The World is Not Worthy: North Korea
ICC Note: Summary and update on the overall Christian situation in North Korea
2/12/10 North Korea (WordaroundtheNet) – North Korea is one of the world’s most oppressed and backward places. Despite being in roughly the same area as South Korea, the nation is technologically and socially regressed, has a lower literacy and life expectancy rate, and has significantly less food and national infrastructure. Most people have seen the satellite pictures of the nation, almost totally blacked out at night.
Christopher Hitchens recently wrote about a trip to the country, and while his focus was on the awful racism and overwhelming paranoia of the country (and comically, an attempt to claim that North Korea is actually right wing and a warning for the rest of the world of the pernicity of that political movement), he also noted that on average the North Korean people are six inches shorter than South Koreans. That gives you a pretty good idea of the conditions these people are suffering under.
Yet even among the North Koreans, there is a group which is oppressed even more: Christians. The Open Doors project reports:
In first position on the World Watch List 2010 is again North Korea, the country where every religious activity is recognized as insurrection to the North Korean socialist principles. The situation for Christians is extremely harsh at this moment, even though the North Korean regime is slowly and steadily losing her iron control on North Korean society, and Kim Jong Il’s physical health worsened after his stroke.
Through mobilizing every resource of power, North Korea is desperately trying to control society in order to eradicate Christian activities. By means of combat campaigns of 150 days and 100 days, the North Korean government is trying very hard to demolish the street market system. Furthermore, many Christian believers were exposed during North Korea’s strict searches.

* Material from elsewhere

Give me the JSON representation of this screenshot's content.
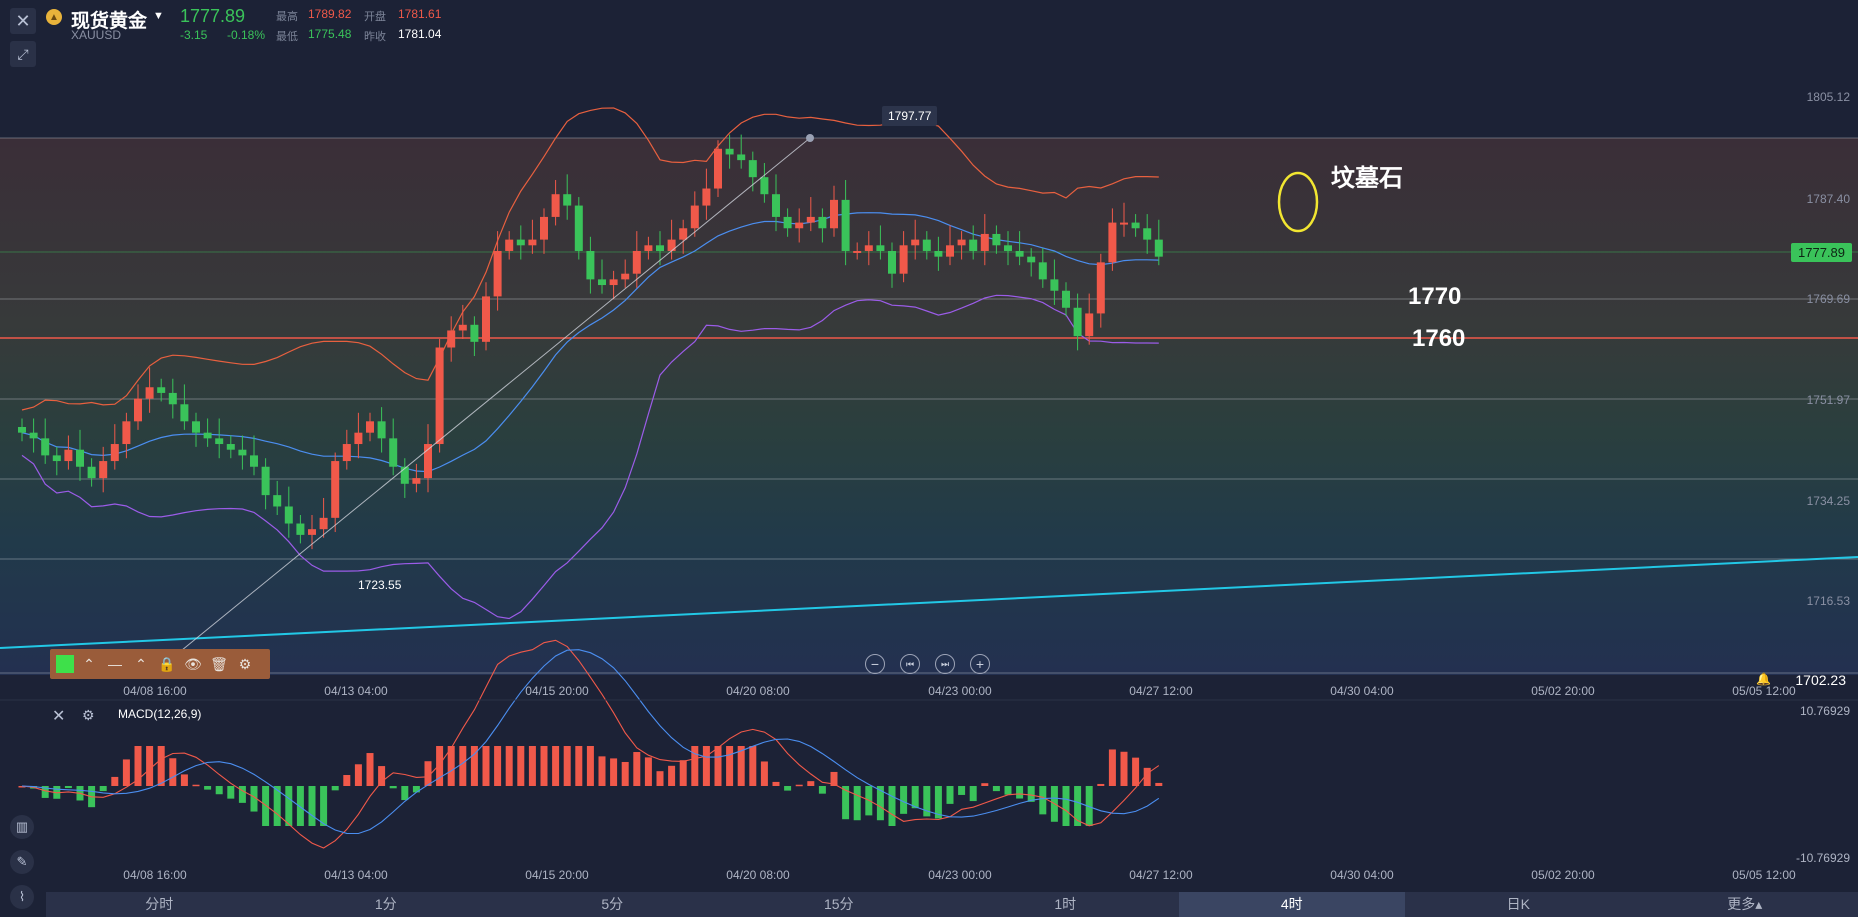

During the mentioned campaigns, the North Korean regime especially targeted secret Christians all over North Korea to arrest and kill them. They have arrested and tortured Christians in various horrible ways, such as sometimes using them as a means of testing biological or chemical weapons. In spite of these inhuman circumstances, Christianity is growing and chances to hear the gospel are growing, especially for those who live in cities nearby China.
At a conference in London, a former prison guard from North Korea passed on an anecdote:
In camp no 22 there was a Christian elderly [woman]. To me she seemed really faithful. One day I witnessed that she was getting beaten up and I asked one of the guards why and he said, “This crazy lady, she is still believing in God.” Christians are considered as mentally ill people. The worst crime in North Korea is not believing in Kim Jong Il and his father. Christians are one of the worst criminals.’
Christopher Hitchens doesn’t mention this partly because he’s incredibly hostile toward religion, and partly because it doesn’t fit his “right wing North Korea” narrative. The fact is, the NK regime uses its own people for testing and the most brutal slave labor regularly. Escapees from South Korea tell the same sort of harrowing tales each time they find freedom.
For decades now, North Korea has been run by one of the most evil socialist dictatorships in the history of the world and there are no signs this will change. And one of the most abused and brutalized groups in this crushing tyranny are those who merely call upon the name of Jesus.